Wanita bertubuh gempal itu langsung menghampiri putranya yang bahkan belum turun dari mobil. Ia tergesa dan terlihat sangat kuatir.
"Kemana saja kau, Maxime?" teriaknya dengan nada kesal.
"Apa ini mobil barumu?" Belum sempat satu pertanyaan terjawab, Avreda sudah melontarkan hal lain. Matanya membelalak melihat mobil baru Maxime yang mengilat.
"Apa kabar, Bu?" tanya Maxime dengan nada merayu, ia langsung ciumi pipi sang ibu, "jawab pertanyaan Ibu dulu!" Dicubitnya lengan kekar sang putra.
"Apa Ibu lapar?" Maxime enggan menjawab ia kemudian dengan cepat membuka kunci pintu rumah yang bersebelahan dengan rolling door bengkel. Dean dan Avreda langsung membuntutinya.
Dengan satu gerakan cepat tangan Maxime segera memasukkan segala benda 'terlarang' ke dalam kantung plastik. Mulai dari sebungkus rokok-miliknya, lipstik warna matte-entah milik siapa, mungkin milik gadis dari pesta bikini minggu lalu-yang ia bawa pulang dan bercinta dengannya semalam suntuk.
Avreda mengikuti langkah cepat Maxime sembari mengomel-ngomel tentang betapa kotornya rumah sang putra.

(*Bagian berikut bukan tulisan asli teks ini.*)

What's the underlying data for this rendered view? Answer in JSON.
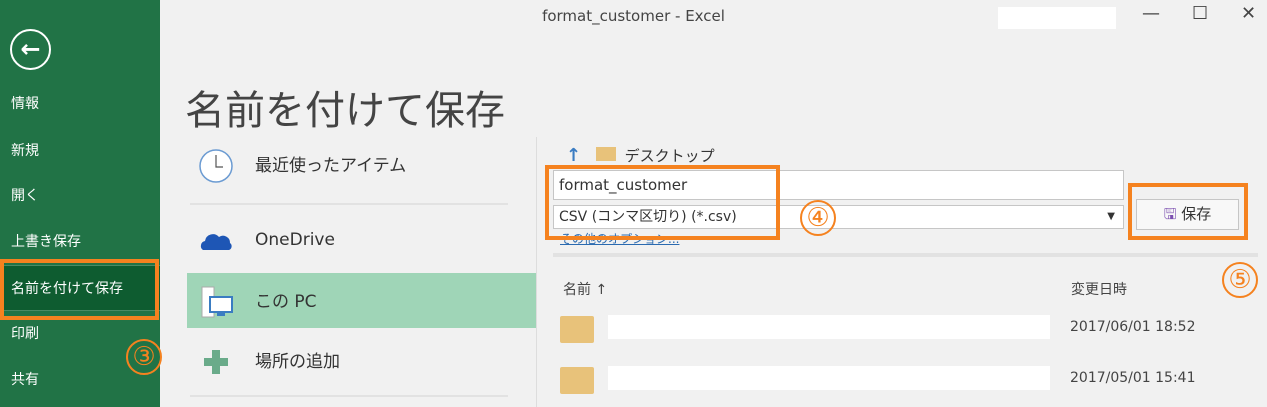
{
  "window": {
    "title": "format_customer  -  Excel",
    "minimize": "—",
    "maximize": "☐",
    "close": "✕"
  },
  "sidebar": {
    "back": "←",
    "items": [
      {
        "label": "情報"
      },
      {
        "label": "新規"
      },
      {
        "label": "開く"
      },
      {
        "label": "上書き保存"
      },
      {
        "label": "名前を付けて保存"
      },
      {
        "label": "印刷"
      },
      {
        "label": "共有"
      }
    ]
  },
  "page_title": "名前を付けて保存",
  "locations": [
    {
      "label": "最近使ったアイテム"
    },
    {
      "label": "OneDrive"
    },
    {
      "label": "この PC"
    },
    {
      "label": "場所の追加"
    }
  ],
  "path": {
    "folder": "デスクトップ"
  },
  "filename": "format_customer",
  "filetype": "CSV (コンマ区切り) (*.csv)",
  "more_options": "その他のオプション...",
  "save_label": "保存",
  "columns": {
    "name": "名前 ↑",
    "modified": "変更日時"
  },
  "files": [
    {
      "modified": "2017/06/01 18:52"
    },
    {
      "modified": "2017/05/01 15:41"
    }
  ],
  "annotations": {
    "step3": "③",
    "step4": "④",
    "step5": "⑤"
  },
  "colors": {
    "accent": "#217346",
    "highlight": "#f5821f",
    "selected": "#9fd5b7"
  }
}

"Apa kau tak menyewa seorang pembantu? Lihatlah, kenapa begitu banyak sampah dan debu di sini?"
"Dean ... Dean ..." panggilnya.
"Iya, Bu?" Dean Frederrick, sahabat Maxime yang sudah Avreda anggap seperti putranya sendiri.
"BIsakah kau ambil mesin penyedot debu? LIhatlah rumah ini, Ya Tuhan ... kenapa sekotor ini?" Avreda menepuk-nepuk dahinya, dari dulu sifat jorok Maxime tak pernah berubah. Sungguh berbeda dengan penampilan dan wajahnya yang rupawan.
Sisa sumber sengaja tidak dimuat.